Instead of sleeping / I'm going to keep going / Instead of counting sheep / I'm going to count how many bugs I eat in my sleep - Bug In Mouth, Pikelet

If a girl had been left a little too long in the nursery-room of a big country house in an outback town, sunlight slanting through long windows, bugs and a goldfish for friends, she may well have wound up making music like Pikelet. A one-girl-band, Pikelet is known to her mum as Evelyn, someone who is not alone in admitting to being "in awe" of her daughter's musical abilities. Evelyn's mum also inadvertantly inspired her performing name by baking pikelets when there was only milk powder, flour and eggs from their chickens in their cupboard, but which Evelyn believed was only as a special treat.
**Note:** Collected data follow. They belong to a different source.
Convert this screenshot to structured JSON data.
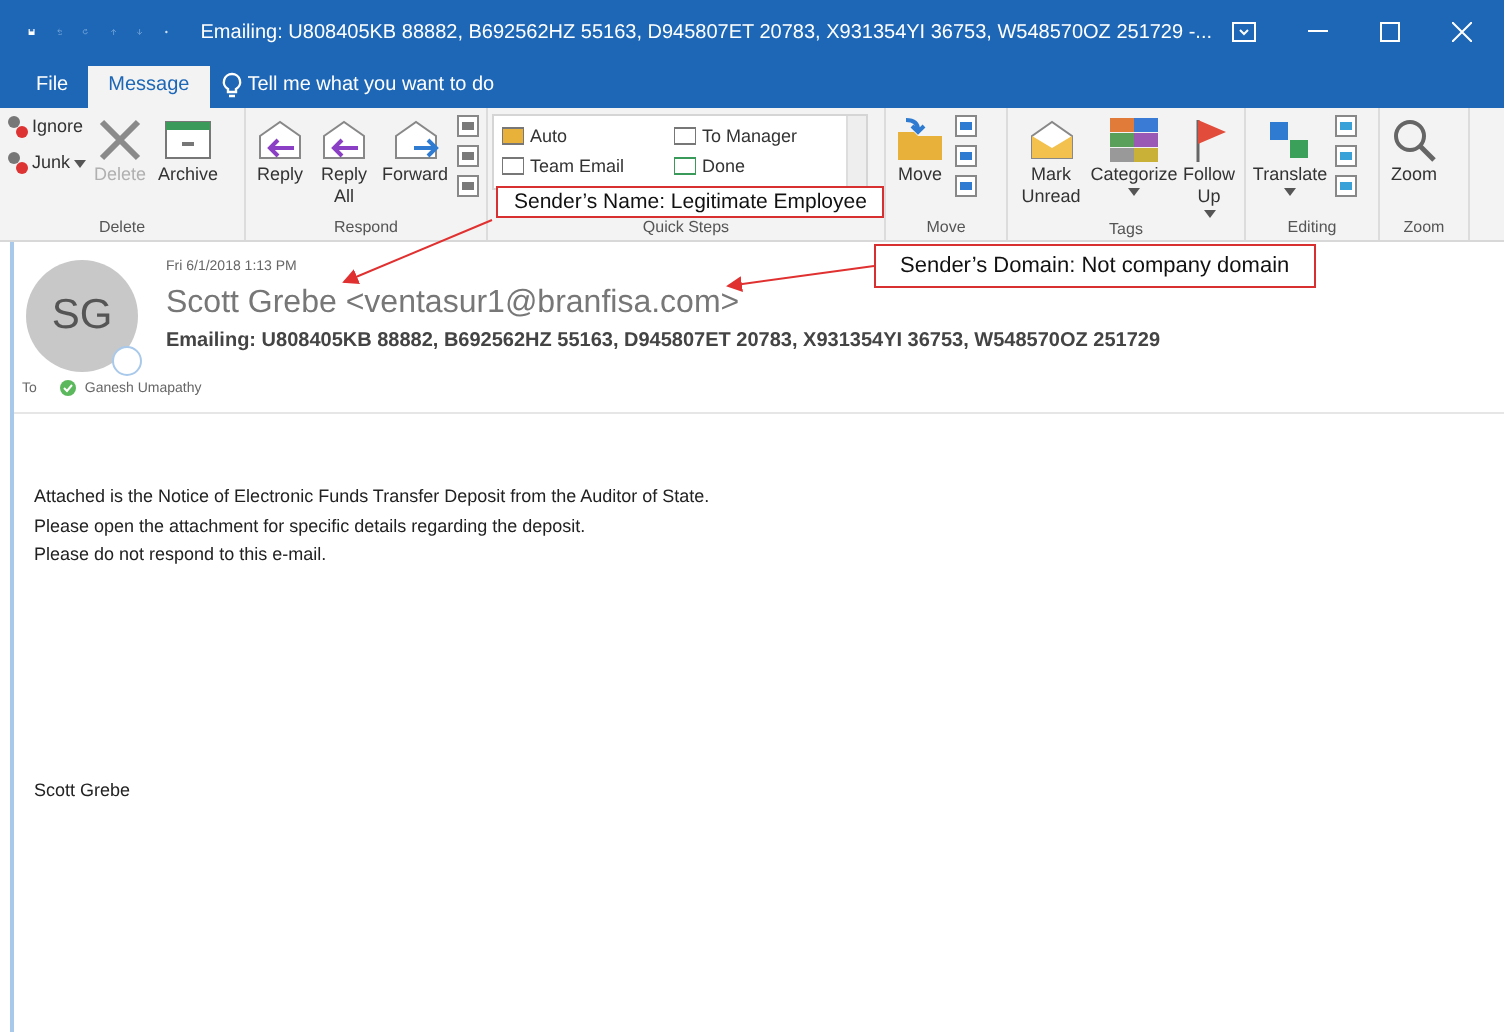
{
  "window": {
    "title": "Emailing: U808405KB 88882, B692562HZ 55163, D945807ET 20783, X931354YI   36753, W548570OZ 251729 -..."
  },
  "menu_tabs": [
    {
      "label": "File",
      "selected": false
    },
    {
      "label": "Message",
      "selected": true
    }
  ],
  "tell_me": {
    "placeholder": "Tell me what you want to do"
  },
  "ribbon": [
    {
      "label": "Delete",
      "items": [
        {
          "kind": "small",
          "label": "Ignore",
          "disabled": false,
          "menu": false
        },
        {
          "kind": "small",
          "label": "Junk",
          "disabled": false,
          "menu": true
        },
        {
          "kind": "large",
          "label": "Delete",
          "disabled": true,
          "menu": false
        },
        {
          "kind": "large",
          "label": "Archive",
          "disabled": false,
          "menu": false
        }
      ]
    },
    {
      "label": "Respond",
      "items": [
        {
          "kind": "large",
          "label": "Reply",
          "disabled": false,
          "menu": false
        },
        {
          "kind": "large",
          "label": "Reply All",
          "disabled": false,
          "menu": false
        },
        {
          "kind": "large",
          "label": "Forward",
          "disabled": false,
          "menu": false
        },
        {
          "kind": "stack"
        }
      ]
    },
    {
      "label": "Quick Steps",
      "items": [
        {
          "kind": "gallery",
          "entries": [
            "Auto",
            "Team Email",
            "To Manager",
            "Done"
          ]
        }
      ]
    },
    {
      "label": "Move",
      "items": [
        {
          "kind": "large",
          "label": "Move",
          "disabled": false,
          "menu": false
        },
        {
          "kind": "stack"
        }
      ]
    },
    {
      "label": "Tags",
      "items": [
        {
          "kind": "large",
          "label": "Mark Unread",
          "disabled": false,
          "menu": false
        },
        {
          "kind": "large",
          "label": "Categorize",
          "disabled": false,
          "menu": true
        },
        {
          "kind": "large",
          "label": "Follow Up",
          "disabled": false,
          "menu": true
        }
      ]
    },
    {
      "label": "Editing",
      "items": [
        {
          "kind": "large",
          "label": "Translate",
          "disabled": false,
          "menu": true
        },
        {
          "kind": "stack"
        }
      ]
    },
    {
      "label": "Zoom",
      "items": [
        {
          "kind": "large",
          "label": "Zoom",
          "disabled": false,
          "menu": false
        }
      ]
    }
  ],
  "message": {
    "avatar": "SG",
    "date": "Fri 6/1/2018 1:13 PM",
    "sender_name": "Scott Grebe",
    "sender_email": "<ventasur1@branfisa.com>",
    "subject": "Emailing: U808405KB 88882, B692562HZ 55163, D945807ET 20783, X931354YI   36753, W548570OZ 251729",
    "to_label": "To",
    "recipient": "Ganesh Umapathy",
    "body": [
      "Attached is the Notice of Electronic Funds Transfer Deposit from the Auditor of State.",
      "Please open the attachment for specific details regarding the deposit.",
      "Please do not respond to this e-mail."
    ],
    "signature": "Scott Grebe"
  },
  "annotations": [
    {
      "text": "Sender’s Name: Legitimate Employee"
    },
    {
      "text": "Sender’s Domain: Not company domain"
    }
  ]
}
Pikelet has gradually worked her way up band bills since slipping onto the Melbourne live scene at the beginning of last year, she is now touring with a full-length CD to her name. Recording with ace producer and engineer Casey Rice (Sea And Cake, Tortoise, Sigur Ros etc.), Pikelet describes this CD as "alot more hi-fi, psychedelic and soundscapy" than her two self-recorded EPs, one of which, Track Suit Pants was released last year, both of which she should be bringing with her to her forthcoming Tasmanian shows. Her first CD was made as a present to her mother who was diagnosed with breast cancer in 2005.
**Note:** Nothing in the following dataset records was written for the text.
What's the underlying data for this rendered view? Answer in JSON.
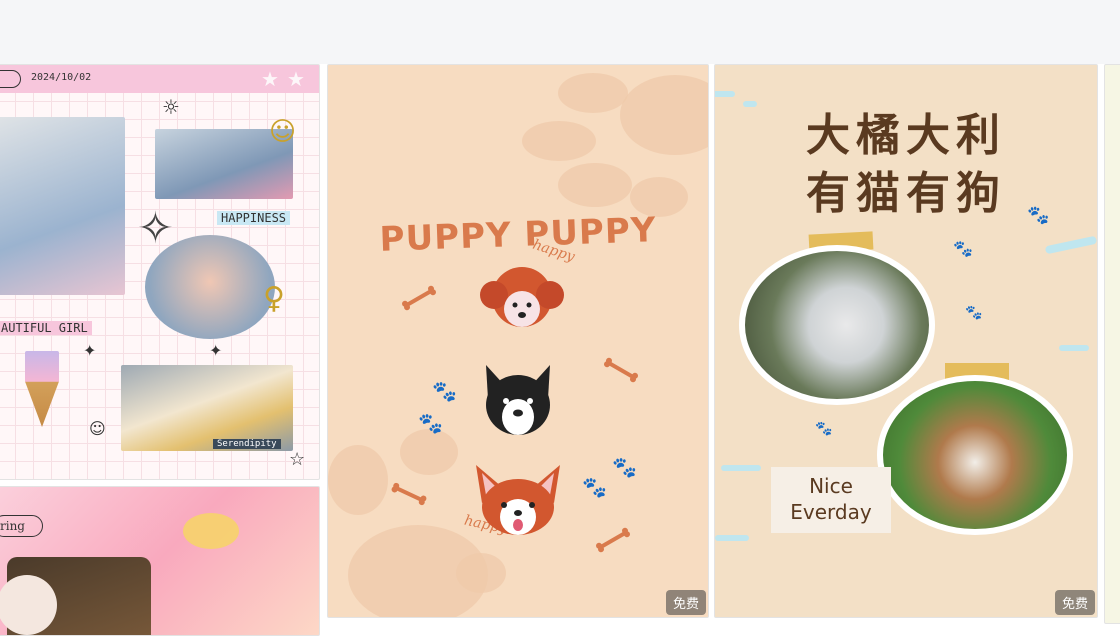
{
  "cards": [
    {
      "id": "scrapbook",
      "date": "2024/10/02",
      "tags": {
        "happiness": "HAPPINESS",
        "girl": "AUTIFUL GIRL",
        "serendipity": "Serendipity"
      }
    },
    {
      "id": "puppy",
      "title": "PUPPY PUPPY",
      "scribble_top": "happy",
      "scribble_bottom": "happy",
      "badge": "免费"
    },
    {
      "id": "catdog",
      "title_line1": "大橘大利",
      "title_line2": "有猫有狗",
      "nice_line1": "Nice",
      "nice_line2": "Everday",
      "badge": "免费"
    },
    {
      "id": "pink",
      "pill": "ring"
    }
  ],
  "colors": {
    "topbar": "#f5f6f8",
    "puppy_bg": "#f7dcc1",
    "puppy_accent": "#d97a4c",
    "catdog_bg": "#f3e0c6",
    "catdog_text": "#5a3a20"
  }
}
"I knew the kind of sounds I wanted, but wasn't particularly good at achieving them myself on the 4-track. Casey was good at interpreting what I was thinking - a lot of times before I had been able to say it - I think he understood what I was trying to get at from mixing me live a few times. Recording with Gus (Franklin of indie-pop band Architecture In Helsinki and co-producer) was really quite a creative process, we did some ones that were just jams on the loop pedal that we arranged afterwards. Both of them were really great to work with, mildly psychic."

"Making music by myself means I have to think outside the box a fair bit. I've been inspired by stuff like Animal Collective and Ryan McPhun, also some old 60s pop; more heavily reverbed and with a lot more harmonies. The Purple Stripes had a really big influence [too] because that was the first band I played in that had melodic harmonies and I really enjoyed that. Soon after I was playing in that band I started Pikelet." The Purple Stripes tour kindergartens, play at Royal Shows and children's parties, which is a little ironic as Pikelet is playing in what was once Fern Tree Kindergarten while here.
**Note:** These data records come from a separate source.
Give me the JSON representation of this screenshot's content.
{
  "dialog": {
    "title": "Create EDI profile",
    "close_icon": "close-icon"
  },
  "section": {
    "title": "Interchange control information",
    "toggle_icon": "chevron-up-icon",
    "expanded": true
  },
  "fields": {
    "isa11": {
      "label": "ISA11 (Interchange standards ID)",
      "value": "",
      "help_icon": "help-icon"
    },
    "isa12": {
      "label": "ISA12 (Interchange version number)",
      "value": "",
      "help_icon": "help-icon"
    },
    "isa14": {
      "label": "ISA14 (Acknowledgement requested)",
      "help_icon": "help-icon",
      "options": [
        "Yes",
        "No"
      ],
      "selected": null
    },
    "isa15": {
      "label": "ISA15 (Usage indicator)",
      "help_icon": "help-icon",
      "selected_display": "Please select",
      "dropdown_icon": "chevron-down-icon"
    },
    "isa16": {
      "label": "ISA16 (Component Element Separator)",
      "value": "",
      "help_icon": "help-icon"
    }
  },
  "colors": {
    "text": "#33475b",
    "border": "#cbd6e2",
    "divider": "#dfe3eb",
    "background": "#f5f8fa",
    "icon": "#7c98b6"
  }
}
Much of Pikelet's music is based on loops of accordion, guitar and layers of harmonised voices, arrangements that complement her songs as being meditations on behavioural quirks. "There's no point trying to hide the pedal, it's what I do. I kind of think of the loop pedal as another instrument really, or like another band member. Repetition is a big thing in Pikelet."

"Music has always been a guttural thing, not cerebral, which is really why I enjoy it because I'm cerebral most of the time - constantly thinking. That's what I love about music, it gets me outside of myself a bit. I think it's because I avoid wanting to be too wordy, I want everyone to understand, so I'll try and take a sentence, or four words, and repeat them."

Another striking thing about Pikelet's songs is her subject matter. "Alot of it is based around things I think about me or my friends which I put into the persona of somebody else so it's not so scary." One example is her song Sewerage Man, ostensibly about a boy who loses a goldfish, never gives up hope that he'll find it, and grows up to work in a sewerage plant. "I was actually thinking about how many people I know who have jobs that they hate, and it just sucks that people get bogged down. So I started thinking: why would people get stuck in the shittest jobs they could think of?" And the goldfish? "I guess that's more about friends that I've lost, how you just grow apart from people, that's something I periodically lament."

"I've spent alot of time playing loud music and trying to sing really loud (she also currently plays drums in excitingly noisy bands True Radical Miracle and Baseball), and other people have said my recordings sound so less intense than the live performance, but that's what I'm going for. I want it to be intimate, and I want to to it as quiet as my performances and not be loud because I have to be." Prepare for captivation.